The core innovation of the proposed method, In-Context Reinforcement Learning (ICRL), lies in its training curriculum. Rather than training from scratch or relying solely on static few-shot prompting, ICRL integrates the inductive bias of few-shot learning with the exploration capabilities of RL. The process begins by incorporating a small number of tool-use demonstrations into the rollout template to guide the model. As training progresses and the model acquires tool-use capabilities, the number of demonstration examples in the prompt is iteratively reduced. This transition allows the model to move from imitation to autonomous tool use.

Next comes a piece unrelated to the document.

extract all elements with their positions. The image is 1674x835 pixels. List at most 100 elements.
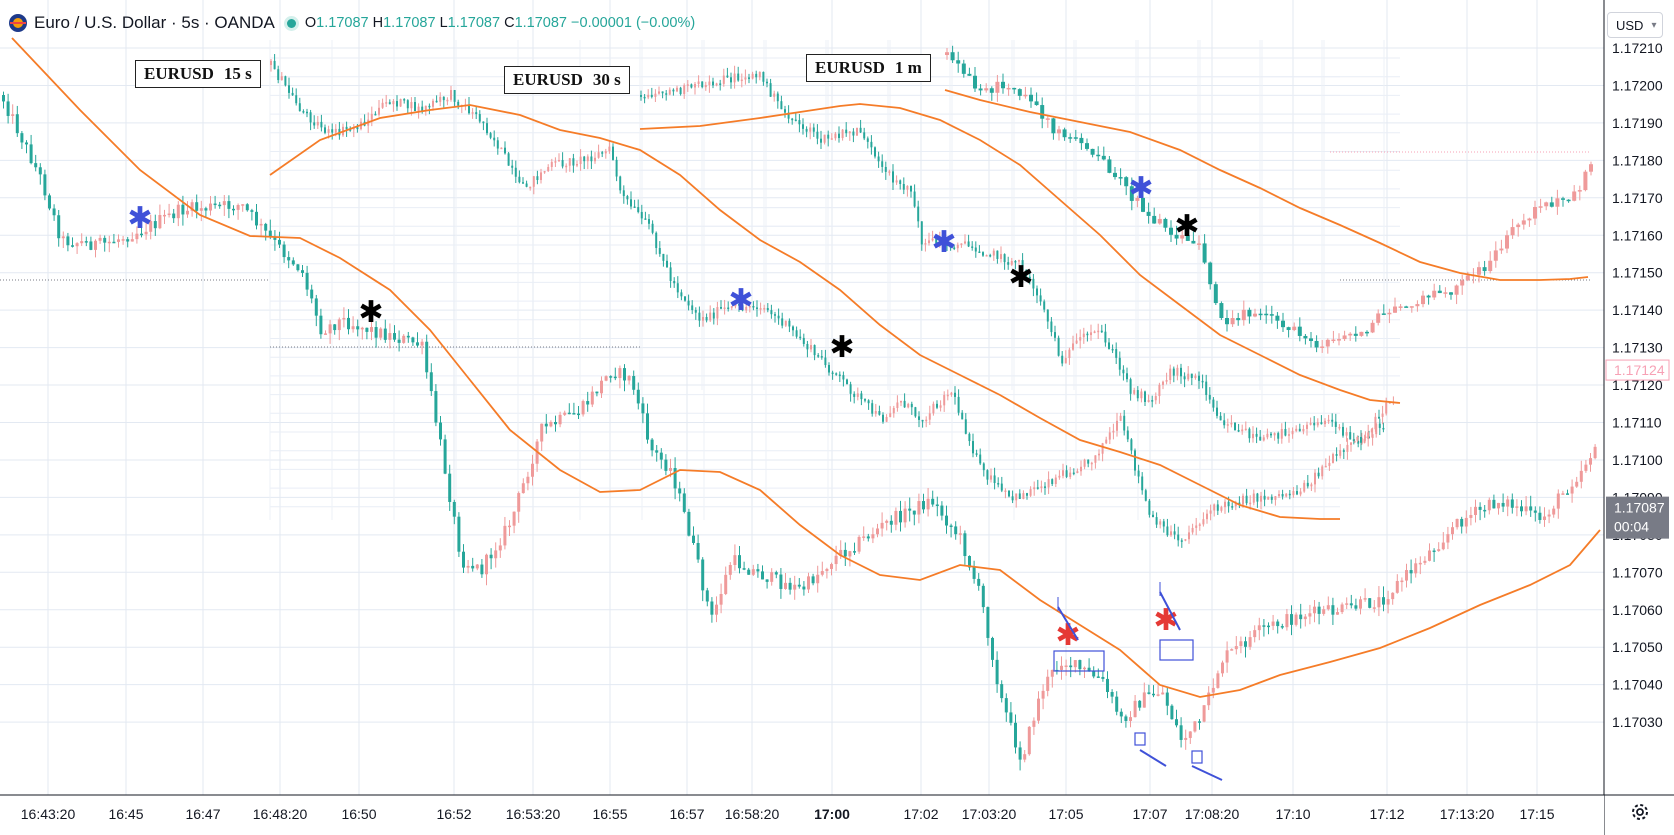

To provide a robust learning signal during this process, the authors design a composite reward function that combines answer accuracy and format correctness. The accuracy reward is based on exact match with the ground truth, while the format reward penalizes violations of the expected structured output, such as incorrect XML tags. The total reward is a weighted sum of these two components, guiding the model to produce both correct answers and valid tool-use sequences.
Experiment
- Main experiments compare ICRL against direct prompting, retrieval-based, and fine-tuning baselines across diverse QA benchmarks, validating that ICRL achieves state-of-the-art performance in complex reasoning and multi-hop tasks without requiring supervised fine-tuning or labeled tool traces.
- Ablation studies on curriculum design demonstrate that a simpler three-stage rollout schedule yields superior accuracy compared to aggressive reduction strategies, which cause premature stopping and weaken multi-turn reasoning capabilities.
- Scaling experiments confirm that ICRL effectively leverages larger model capacities, with the 14B variant significantly outperforming prompting and chain-of-thought methods while maintaining data efficiency.
- Generalization tests on code-writing and math problem-solving tasks show that ICRL successfully transfers to new tool domains, offering a more data-efficient alternative to methods relying on costly cold-start supervised fine-tuning.
- Training process analysis reveals that the model learns to internalize structured tool-use behaviors and increase valid tool calls over time, even when trained solely on sparse rewards for format validity and final answer accuracy.